Nova Scotia is built for motorcycle touring.  I’m sure of it, provided you hit the right speed to skim over the roads of the Sunrise Trail, which run from smooth to brutally potholed.  They are gently winding and combined with late fall light and a warm day the ride makes for motorcycling satisfaction.  If the Multistrada didn’t have a date with a technician for an oil change and fresh tire in Moncton, NB, I’d be out on the Cabot Trail for a second round.  Instead, I wind my way through the province, checking off place names as I go; Antigonish, Marshy Hope, Tatamagouche, Pugwash.

In the name of making time I briefly hop on the 104.  Arterial clogs of traffic blocking my way I quickly retreat to the numerology of quiet roads – the 4 and 6.

In Pugwash I stop for a tea and “scotchy-o” at the Chatterbox Café, the latter being a butterscotch peanut butter conglomeration topped with chocolate.  File that under a special treat.  I’m on my way out of the café when a couple sipping beer in the window ask me about the bike.

Jennifer and Olaf are from Toronto and, having put their bicycles on the train, are touring Nova Scotia.  I’ve eyed the minimalist shoulders of these roads a few times and the verve of local drivers and file this couple under “brave souls.”  We chat about our respective trips, and then Jennifer asks a question that’s cropped up a few times, “Have you been on CBC?”

At first this ride didn’t strike me as much.  Conceptually it didn’t seem overly intrepid to ride across Canada.  The abstract distances on a map have made a fool of me.  The ease of sliding across a country or around the globe in Google Earth makes us easy armchair travelers in a sea of data and information.  It distances us from weather, circumstance, and time.  The information should never be confused with experience or even knowledge.  Twenty years ago that train of thought would have been science fiction, now it’s easy to shield ourselves with data and retreat from the real.

I know this in a deep and personal way, most of my planning was done in a room surfing that sea.  A quick scroll of the mouse, cross a province, map out days – how hard could it be?

Strangely, this has been one of most challenging rides I’ve ever undertaken.  Next to this the Arctic Circle attempt was a waltz in a very large and periodically muddy park.  It is purely a function of scale.  Canada is the second largest country in the world, and I’ve ended up attempting to cover it one and a half times over, an act that gives these abstract distances solid reality.
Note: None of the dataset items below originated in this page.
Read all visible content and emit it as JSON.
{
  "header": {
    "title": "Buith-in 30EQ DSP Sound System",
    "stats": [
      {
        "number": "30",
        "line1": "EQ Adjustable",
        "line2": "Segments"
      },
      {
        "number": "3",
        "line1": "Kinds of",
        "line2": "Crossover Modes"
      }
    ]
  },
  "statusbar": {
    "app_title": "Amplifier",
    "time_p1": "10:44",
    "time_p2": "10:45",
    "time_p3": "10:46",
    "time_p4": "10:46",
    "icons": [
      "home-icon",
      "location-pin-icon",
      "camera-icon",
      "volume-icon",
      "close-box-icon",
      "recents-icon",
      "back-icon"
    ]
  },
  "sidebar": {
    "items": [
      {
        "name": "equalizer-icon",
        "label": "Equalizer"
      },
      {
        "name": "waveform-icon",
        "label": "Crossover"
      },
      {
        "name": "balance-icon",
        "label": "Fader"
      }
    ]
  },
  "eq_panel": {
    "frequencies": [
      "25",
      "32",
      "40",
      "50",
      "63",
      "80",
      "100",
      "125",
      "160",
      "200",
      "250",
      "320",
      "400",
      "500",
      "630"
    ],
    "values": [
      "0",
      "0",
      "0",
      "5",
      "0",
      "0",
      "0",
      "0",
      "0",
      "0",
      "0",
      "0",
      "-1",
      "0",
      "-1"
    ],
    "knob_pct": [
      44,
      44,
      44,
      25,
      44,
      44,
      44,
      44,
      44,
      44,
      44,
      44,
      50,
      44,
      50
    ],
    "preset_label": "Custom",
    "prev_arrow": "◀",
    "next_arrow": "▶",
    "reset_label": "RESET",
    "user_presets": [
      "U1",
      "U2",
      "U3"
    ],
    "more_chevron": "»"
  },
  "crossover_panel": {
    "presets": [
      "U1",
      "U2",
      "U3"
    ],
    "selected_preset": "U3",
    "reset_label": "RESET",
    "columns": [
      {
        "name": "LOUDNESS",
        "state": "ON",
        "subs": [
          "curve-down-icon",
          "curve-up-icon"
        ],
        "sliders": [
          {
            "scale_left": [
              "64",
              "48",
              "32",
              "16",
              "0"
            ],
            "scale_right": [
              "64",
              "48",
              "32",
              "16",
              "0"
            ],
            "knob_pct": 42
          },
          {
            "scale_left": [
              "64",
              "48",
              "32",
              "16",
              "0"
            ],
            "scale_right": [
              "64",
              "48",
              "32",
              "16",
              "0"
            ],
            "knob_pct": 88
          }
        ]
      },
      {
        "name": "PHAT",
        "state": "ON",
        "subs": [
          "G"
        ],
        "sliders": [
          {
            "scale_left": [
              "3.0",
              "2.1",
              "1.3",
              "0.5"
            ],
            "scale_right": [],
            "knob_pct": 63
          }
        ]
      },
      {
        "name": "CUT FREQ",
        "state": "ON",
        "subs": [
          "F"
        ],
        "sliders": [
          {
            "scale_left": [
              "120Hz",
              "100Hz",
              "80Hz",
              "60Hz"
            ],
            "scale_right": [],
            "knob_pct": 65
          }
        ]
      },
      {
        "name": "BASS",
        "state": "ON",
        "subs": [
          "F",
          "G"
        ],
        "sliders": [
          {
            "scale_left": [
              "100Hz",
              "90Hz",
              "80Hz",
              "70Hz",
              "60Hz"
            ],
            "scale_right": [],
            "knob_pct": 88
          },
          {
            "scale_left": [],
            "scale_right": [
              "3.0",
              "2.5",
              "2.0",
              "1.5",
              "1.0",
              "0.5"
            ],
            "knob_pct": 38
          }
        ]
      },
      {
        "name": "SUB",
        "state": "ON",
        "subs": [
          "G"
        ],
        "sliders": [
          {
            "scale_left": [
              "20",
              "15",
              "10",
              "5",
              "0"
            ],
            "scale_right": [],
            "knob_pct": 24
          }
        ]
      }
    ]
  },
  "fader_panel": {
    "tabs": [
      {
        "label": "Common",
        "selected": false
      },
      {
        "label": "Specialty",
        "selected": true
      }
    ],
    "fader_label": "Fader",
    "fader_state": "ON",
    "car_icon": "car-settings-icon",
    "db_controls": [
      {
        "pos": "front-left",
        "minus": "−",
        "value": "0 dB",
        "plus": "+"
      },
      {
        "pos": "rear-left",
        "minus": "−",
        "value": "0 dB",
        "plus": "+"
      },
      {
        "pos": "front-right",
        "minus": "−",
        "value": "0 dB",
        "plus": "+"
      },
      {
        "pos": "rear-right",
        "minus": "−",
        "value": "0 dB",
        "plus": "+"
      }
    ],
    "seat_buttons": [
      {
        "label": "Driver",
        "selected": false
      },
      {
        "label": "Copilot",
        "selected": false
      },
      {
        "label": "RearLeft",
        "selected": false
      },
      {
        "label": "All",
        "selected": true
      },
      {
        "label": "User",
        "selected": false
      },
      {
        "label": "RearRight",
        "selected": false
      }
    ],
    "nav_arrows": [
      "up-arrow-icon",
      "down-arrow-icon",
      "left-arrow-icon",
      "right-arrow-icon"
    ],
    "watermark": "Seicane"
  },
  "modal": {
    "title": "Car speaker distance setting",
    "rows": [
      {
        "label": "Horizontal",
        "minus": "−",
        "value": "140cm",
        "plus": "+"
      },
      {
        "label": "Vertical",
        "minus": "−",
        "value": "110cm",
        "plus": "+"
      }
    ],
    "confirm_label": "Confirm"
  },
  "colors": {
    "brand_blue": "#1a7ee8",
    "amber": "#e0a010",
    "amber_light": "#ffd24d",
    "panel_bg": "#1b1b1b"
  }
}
Back in Cape Spear, Newfoundland, sitting looking out across the Atlantic, this ride transformed from a frantic game of catch-up to something more accepting of travel’s version of reality.  In a vaguely Zen way I let go of destinations, the cascade failure of the schedule, lofty literary preconceptions, the luggage of watching an impaired (be it by intoxication and/or fatigue) Sam Whitehead dump a bike earmarked for this trip and the baggage of Harley Davidson/Buell’s inaction in rectifying the situation.

Letting go of the outcomes frees me to enjoy the trip, turning the mad dash into a whimsical chase across the country.  In reality the only outcome that really matters is that Multistrada and I arrive home safely, I see friends, and I share this ride.

It’s not the only transition at work. The sun is lower in the sky, stands of trees have given up green for yellow and foliage bursts with pockets of red.  All these things are warning signs that my ride has a deadline, not to magazines or OneWheelDrive, but winter’s firm immutable pressure.  Fall has splendour though, making it hard to imagine a more scenic time to ride the country.